Et en quelques minutes, les lumières ont été rallumées, l'homme menotté et une couverture est posée sur mes épaules. Un vieux flic moustachu tente de me sermonner quant à ma conduite, mais trop heureuse d'être encore en vie, je ne l'écoute que d'une oreille, savourant un café péruvien que je viens de me moudre derrière la caisse.

Alors qu'ils font sortir le voleur, que j'ai été incapable d'identifier, mais que j'ai reconnu comme étant mon curieux client de ce matin, j'entends des voix s'élever dans la réserve et découvre, stupéfaite, Tody en pyjama, l'air affolé, en train de se disputer avec un policier qui lui refuse l'entrée. Si je m'attendais à ce qu'il écoute mon message si tôt et à ce qu'il vienne me rejoindre au magasin.
En me voyant, il bouscule le jeune flic et se précipite à ma rencontre, m'enlace et fait claquer un baiser sur mes lèvres. De plus en plus inattendu.
— Tu as mis le voleur KO, s'emporte-t-il. J'ai entendu les flics en parler. T'es incroyable !
— Oh ! Eh bien, euh, oui. Merci.. ?
À quand remonte la dernière fois qu'il m'a félicitée ? Je me demande si cela a jamais eu lieu et bafouille comme une adolescente idiote. Oui, c'est ça, comme l'adolescente idiote que j'étais quand je l'ai rencontré et l'ai laissé m'impressionner avec son aplomb et ses réparties.
— Incroyable, j'te dis. Ça va te faire une pub d'enfer, tout le monde va vouloir savoir comment ça s'est passé et toute la région va venir faire un tour ici, tous ces péquenots à qui il n'arrive jamais rien. On va se faire un blé monstre !
Je le regarde interdite. Il ne vient pas de dire ce que j'ai entendu, c'est totalement ridicule et hors de propos. Le choc me fait halluciner, tout simplement.
— Faut trouver quelqu'un qui fera ça bien. Tu devrais demander à ton p'tit facteur, là, y connaît du monde dans le Pigeon, maintenant.

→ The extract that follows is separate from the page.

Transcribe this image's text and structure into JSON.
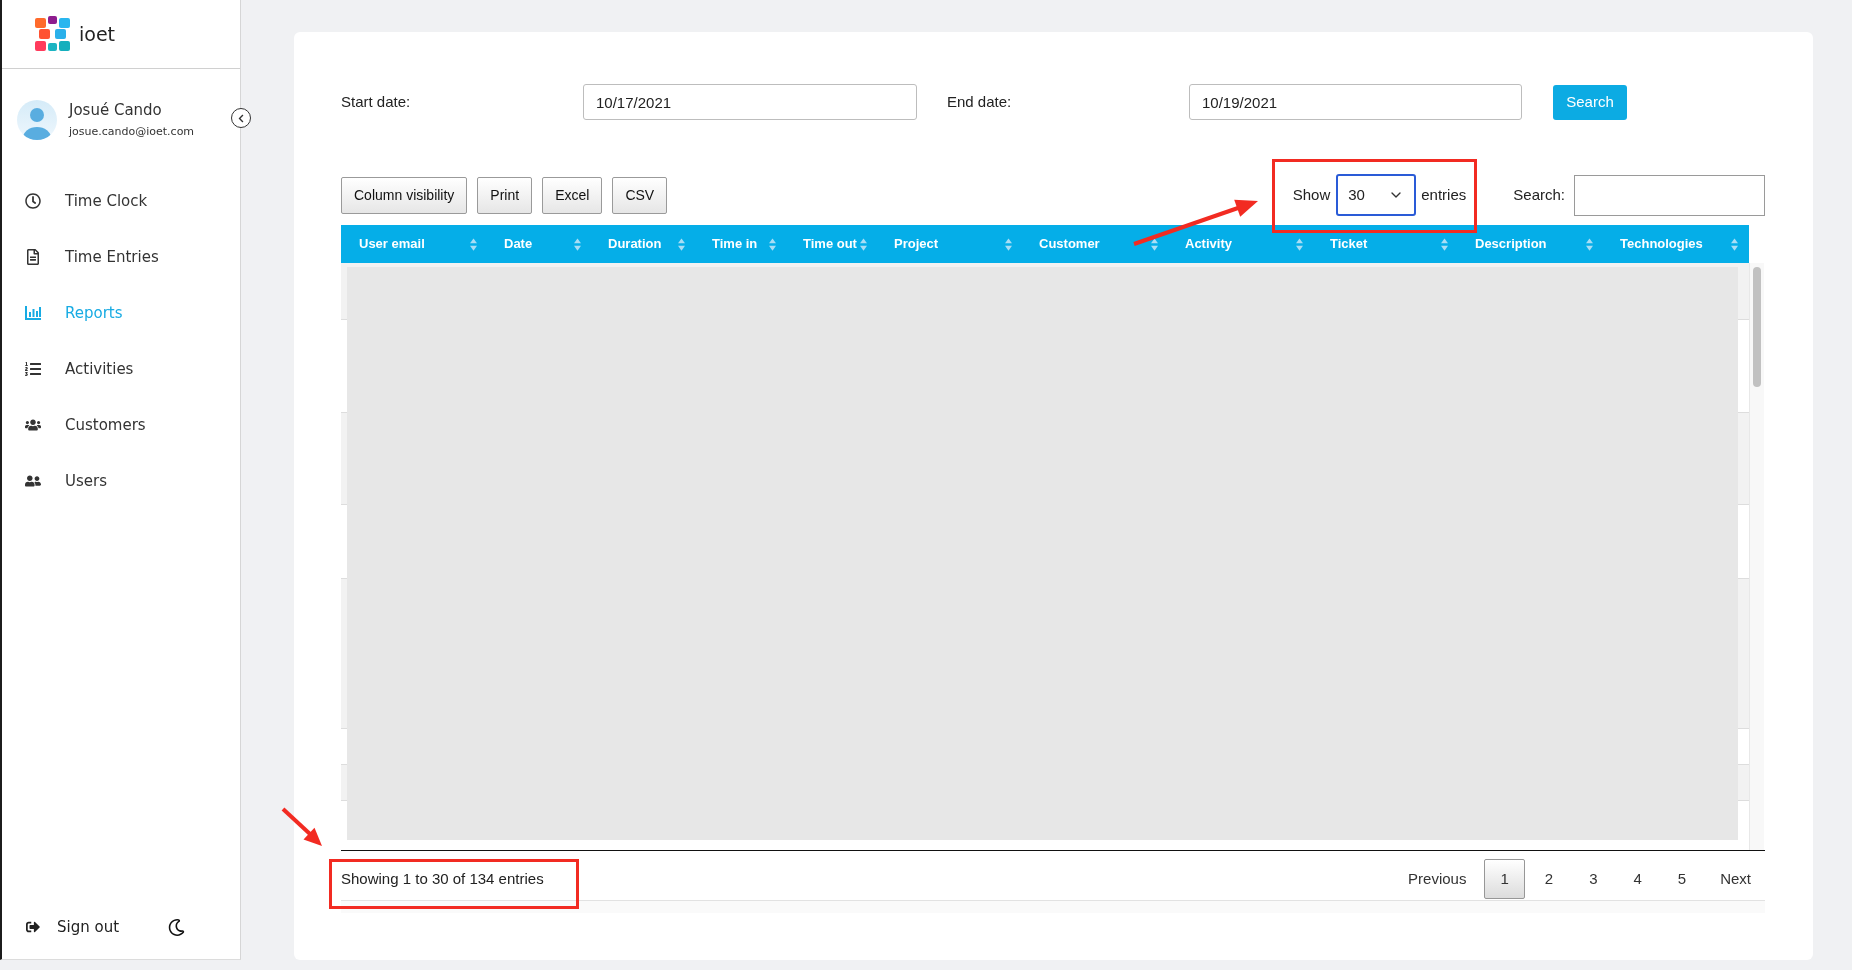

— Mais tu as perdu la tête !?
Je n'ai pas rêvé alors.
— Quoi ? Tu veux pas qu'on parle du magasin ? grimace-t-il avec une insupportable suffisance. Tu veux pas qu'on devienne riche ?

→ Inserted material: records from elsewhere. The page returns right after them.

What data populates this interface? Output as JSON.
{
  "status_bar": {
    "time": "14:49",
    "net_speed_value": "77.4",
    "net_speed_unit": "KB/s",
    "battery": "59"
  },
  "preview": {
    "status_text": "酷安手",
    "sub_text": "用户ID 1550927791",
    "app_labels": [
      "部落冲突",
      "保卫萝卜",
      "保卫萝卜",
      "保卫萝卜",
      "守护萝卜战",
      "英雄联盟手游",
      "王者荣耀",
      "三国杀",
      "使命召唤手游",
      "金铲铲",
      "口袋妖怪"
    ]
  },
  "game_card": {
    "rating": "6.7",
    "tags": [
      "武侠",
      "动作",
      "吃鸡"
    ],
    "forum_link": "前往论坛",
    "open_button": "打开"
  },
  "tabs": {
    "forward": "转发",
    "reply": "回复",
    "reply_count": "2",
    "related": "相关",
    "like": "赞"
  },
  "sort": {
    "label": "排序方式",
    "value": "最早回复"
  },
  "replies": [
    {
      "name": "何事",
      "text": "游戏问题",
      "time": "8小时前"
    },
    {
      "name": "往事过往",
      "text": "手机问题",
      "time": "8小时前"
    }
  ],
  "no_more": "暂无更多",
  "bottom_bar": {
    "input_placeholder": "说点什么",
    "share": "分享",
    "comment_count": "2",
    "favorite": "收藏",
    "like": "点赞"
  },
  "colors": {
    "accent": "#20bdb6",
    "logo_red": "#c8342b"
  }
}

— Bien sûr que j'aimerais qu'on parle du magasin, mais pour de bonnes raisons, pas pour... ça. Et on ne risque pas de devenir riche comme ça, non plus. Tu es ridicule.

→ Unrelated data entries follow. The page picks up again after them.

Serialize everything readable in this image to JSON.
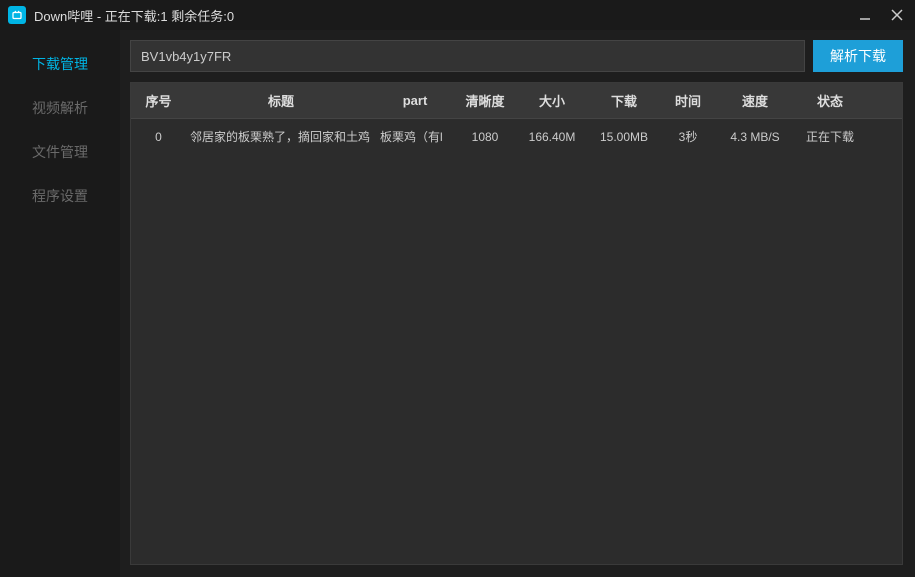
{
  "titlebar": {
    "title": "Down哔哩 - 正在下载:1  剩余任务:0"
  },
  "sidebar": {
    "items": [
      {
        "label": "下载管理",
        "active": true
      },
      {
        "label": "视频解析",
        "active": false
      },
      {
        "label": "文件管理",
        "active": false
      },
      {
        "label": "程序设置",
        "active": false
      }
    ]
  },
  "input": {
    "value": "BV1vb4y1y7FR",
    "button": "解析下载"
  },
  "table": {
    "headers": {
      "seq": "序号",
      "title": "标题",
      "part": "part",
      "quality": "清晰度",
      "size": "大小",
      "download": "下载",
      "time": "时间",
      "speed": "速度",
      "status": "状态"
    },
    "rows": [
      {
        "seq": "0",
        "title": "邻居家的板栗熟了，摘回家和土鸡",
        "part": "板栗鸡（有l",
        "quality": "1080",
        "size": "166.40M",
        "download": "15.00MB",
        "time": "3秒",
        "speed": "4.3 MB/S",
        "status": "正在下载"
      }
    ]
  }
}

Dire que j'ai pensé, un instant, un bref stupide petit instant, qu'il s'était inquiété pour moi et qu'il venait pour me réconforter. Je ne suis qu'une idiote. Une idiote qui attend en pleine nuit, dans son magasin de graines, que la police en ait terminé pour pouvoir tout fermer et rentrer chez elle, dormir quelques heures avant de devoir affronter une horde de curieux dés demain. Parce qu'article dans un magasine débile ou pas, cette histoire aura fait le tour du village avant demain midi, je n'en doute pas une seconde.